Ou bien on pourrait imaginer des services publics de rencontres matrimoniales pour ceux qui sont en moins à l'aise avec les outils numériques ou réticents aux sites de rencontres. Les organismes pourraient organiser des fêtes et des bals. Ou ça pourrait passer par la prise en charge des abonnements à des salles de sport où l'on fait de plus en plus de rencontres.

À l'étranger ça se fait déjà. Tokyo a mis en place des fêtes pour que les Tokyoïtes se rencontrent. Une sorte d'"Amour est dans la ville".

Lutter contre l'isolement, tout le monde est d'accord. Mais il faut faire des propositions audacieuses et marrantes. Après tout c'est en se marrant qu'on fait des enfants.

"La fécondité est remontée en Allemagne"

BFM Business: Les propositions du gouvernement portaient sur l'infertilité et le congé parental, est-ce que ça peut avoir un impact?

J.D.: La question de l'infertilité ce n'est pas idiot mais ça ne concerne qu'une toute petite partie de la population. Ça ne va pas avoir un impact massif sur la natalité.

La question de raccourcir et de mieux rémunérer le congé parental, ça va aussi dans le bon sens. Car si certains sont réticents à avoir un enfant, c'est parce que ça a encore un impact négatif sur la carrière.

BFM Business: Mais est-ce que des politiques, aussi audacieuses soient-elles, peuvent avoir un réel impact sur la natalité ?

J.D.: C'est difficile et aléatoire, mais ça peut marcher. Je peux citer l'exemple de l'Allemagne qui était en retard et qui a lancé sous Schröder une offre de garde de tous les enfants, sorte de service public de la petite enfance. L'indice de fécondité est remonté, passant de 1,4 à 1,6. En Allemagne, les femmes qui travaillent sont moins vues comme des "mère corbeaux" selon l'expression dans ce pays. Il y a eu des exemples aussi qui ont fait évoluer les mentalités. Comme celui d'Ursula von der Leyen, qui a sept enfants et qui est présidente de la Commission européenne.

Après il y a des contre-exemples aussi. Le Japon et la Corée du Sud ont beaucoup investi pour relancer la natalité et ça n'a strictement eu aucun impact. Dans ces pays, ça reste une catastrophe pour la carrière d'une femme d'avoir un enfant.

En Hongrie ça a guère plus marché. La natalité est brièvement repartie, mais est depuis retombée.

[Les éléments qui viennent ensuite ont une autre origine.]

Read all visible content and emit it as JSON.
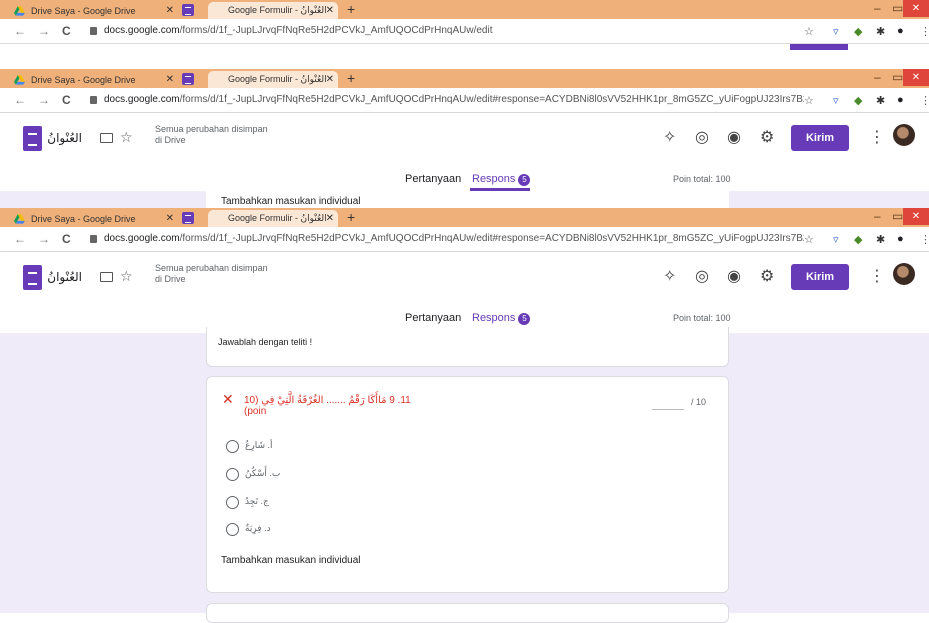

Paradoxalement ce sont dans ces pays qui sont les plus traditionalistes sur les valeurs que les niveaux de natalité sont les plus bas. Car comme partout elles aspirent à être les égales des hommes sur le plan professionnel, mais la société a tendance à les cantonner à leur rôle de mère quand elles ont un enfant. Ce qui ne les encourage pas à en avoir.